Nevertheless, a clear benefit of screening is that it could potentially reduce the number of deaths from lung cancer, especially since death from lung cancer is preventable. Low dose CT scans have a very low risk of causing complications so the patients are unlikely to suffer any physical side effects.

1. Parveen Kumar, Michael Clark. Kumar and Clark’s Clinical Medicine. 8th ed. Spain: Elsevier, 2012.
2. Murad Ruf, Oliver M. Diagnosis and Screening: Principles, methods, applications and organisation of screening for early
detection, prevention, treatment and control of disease. 2008. http://www.healthknowledge.org.uk/public-health-textbook/diseasecausation-diagnostic/2c-diagnosis-screening/principles-methods-applications
(accessed 18/12/2015).
3. UK Lung Cancer Screening Trial. What is the UKLS? 2012. https://www.ukls.org/index.html (accessed 18/12/2015).

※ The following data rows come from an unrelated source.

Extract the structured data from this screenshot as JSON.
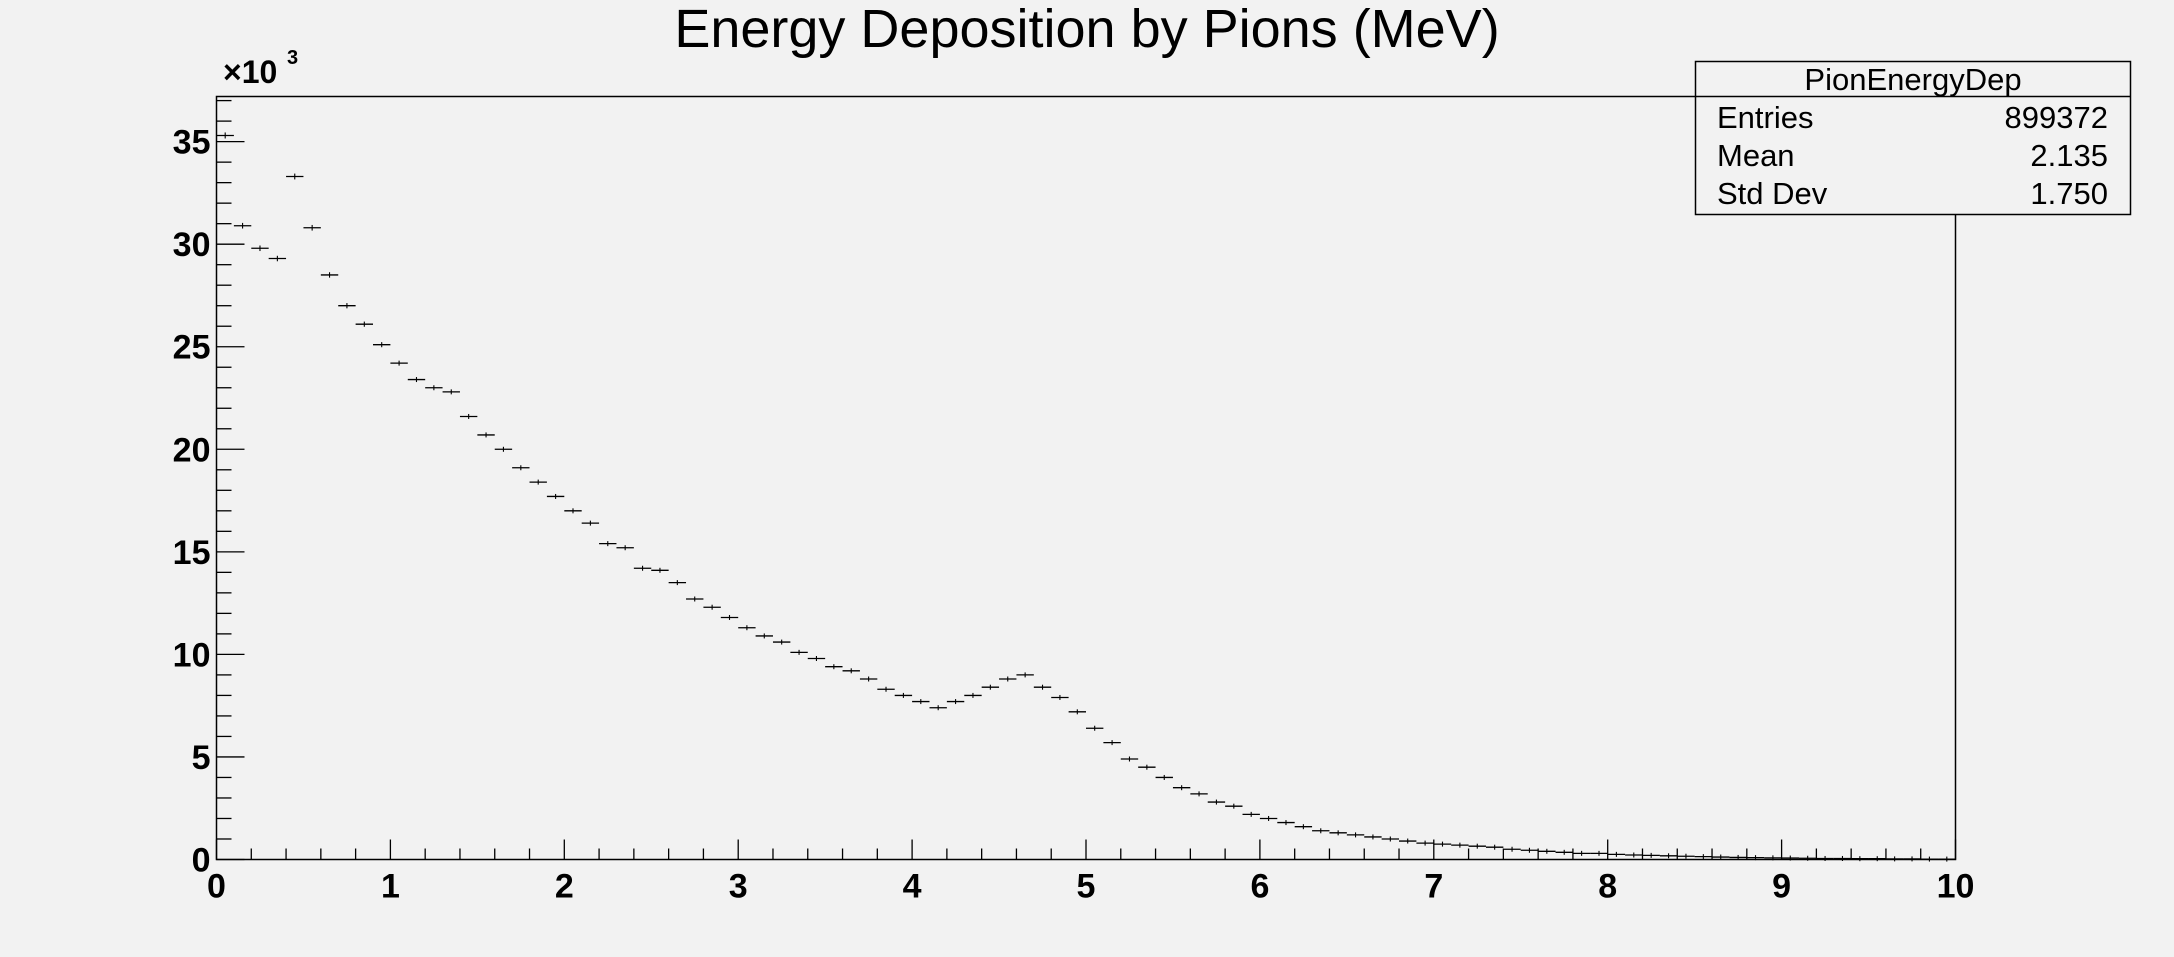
{
  "chart_data": {
    "type": "histogram",
    "title": "Energy Deposition by Pions (MeV)",
    "xlabel": "",
    "ylabel": "",
    "xlim": [
      0,
      10
    ],
    "ylim": [
      0,
      37.2
    ],
    "y_multiplier": "×10",
    "y_multiplier_exponent": "3",
    "x_ticks": [
      "0",
      "1",
      "2",
      "3",
      "4",
      "5",
      "6",
      "7",
      "8",
      "9",
      "10"
    ],
    "y_ticks": [
      "0",
      "5",
      "10",
      "15",
      "20",
      "25",
      "30",
      "35"
    ],
    "x_tick_values": [
      0,
      1,
      2,
      3,
      4,
      5,
      6,
      7,
      8,
      9,
      10
    ],
    "y_tick_values": [
      0,
      5,
      10,
      15,
      20,
      25,
      30,
      35
    ],
    "bin_width": 0.1,
    "values": [
      35.3,
      30.9,
      29.8,
      29.3,
      33.3,
      30.8,
      28.5,
      27.0,
      26.1,
      25.1,
      24.2,
      23.4,
      23.0,
      22.8,
      21.6,
      20.7,
      20.0,
      19.1,
      18.4,
      17.7,
      17.0,
      16.4,
      15.4,
      15.2,
      14.2,
      14.1,
      13.5,
      12.7,
      12.3,
      11.8,
      11.3,
      10.9,
      10.6,
      10.1,
      9.8,
      9.4,
      9.2,
      8.8,
      8.3,
      8.0,
      7.7,
      7.4,
      7.7,
      8.0,
      8.4,
      8.8,
      9.0,
      8.4,
      7.9,
      7.2,
      6.4,
      5.7,
      4.9,
      4.5,
      4.0,
      3.5,
      3.2,
      2.8,
      2.6,
      2.2,
      2.0,
      1.8,
      1.6,
      1.4,
      1.3,
      1.2,
      1.1,
      1.0,
      0.9,
      0.8,
      0.75,
      0.7,
      0.65,
      0.6,
      0.5,
      0.45,
      0.4,
      0.35,
      0.3,
      0.3,
      0.25,
      0.22,
      0.2,
      0.18,
      0.16,
      0.14,
      0.12,
      0.1,
      0.09,
      0.08,
      0.07,
      0.06,
      0.05,
      0.05,
      0.04,
      0.04,
      0.03,
      0.03,
      0.02,
      0.02
    ],
    "error_bars": true,
    "stats_box": {
      "name": "PionEnergyDep",
      "rows": [
        {
          "label": "Entries",
          "value": "899372"
        },
        {
          "label": "Mean",
          "value": "2.135"
        },
        {
          "label": "Std Dev",
          "value": "1.750"
        }
      ]
    },
    "grid": false
  },
  "colors": {
    "background": "#f2f2f2",
    "frame": "#000000",
    "marker": "#000000"
  }
}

4. Jeannette Naish, Patricia Revest, Denise Syndercombe Court. Medical Sciences. China: Saunders Elsevier, 2013.
5. Cancer Research UK. Lung cancer statistics. 2012. http://www.cancerresearchuk.org/health-professional/cancerstatistics/statistics-by-cancer-type/lung-cancer#heading-Zero
(accessed 18/12/2015).
6. Saeed Mirsadraee, Dilip Oswal, Yalda Alizadeh, Andrea Caulo, Edwin JR van Beek. The 7th lung cancer TNM classification and
staging system: Review of the changes and implications. World Journal of Radiology 2012;4(4).